This deteriorates the photodamage in the cells and also provide more informative data for disease indication in the blood sample.
The authors have designed the experiment to detect impurities/contamination in the cells without losing its viability using hydrogen peroxide [1]. This paper is a critical review analysis which highlights the advantages as well as the limitations of this novel technique [1].
Raman Spectroscopy is one of the majorly used vibrational spectroscopic technique that is used to perform informative and non-degenerative analysis of chemical compounds and molecular interactions.

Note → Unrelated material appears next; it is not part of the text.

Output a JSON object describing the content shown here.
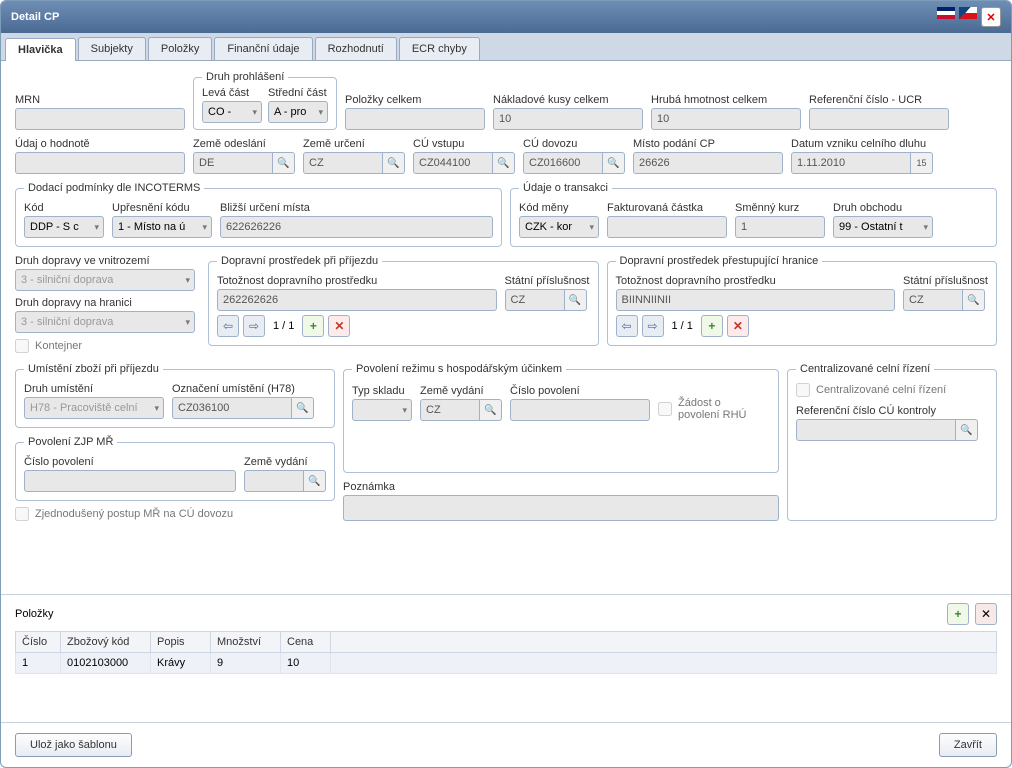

Label-free diagnosis and real-time estimation adds up to the advantageous approach of Raman Spectroscopy. Raman Spectroscopy features the principles of Raman effect and provides inelastic scattering of light due to different energy changes within the vibrational modes of an electron.
Different molecules consist of different vibrational energy levels and thereby produce different Raman signals according to their polymorphy.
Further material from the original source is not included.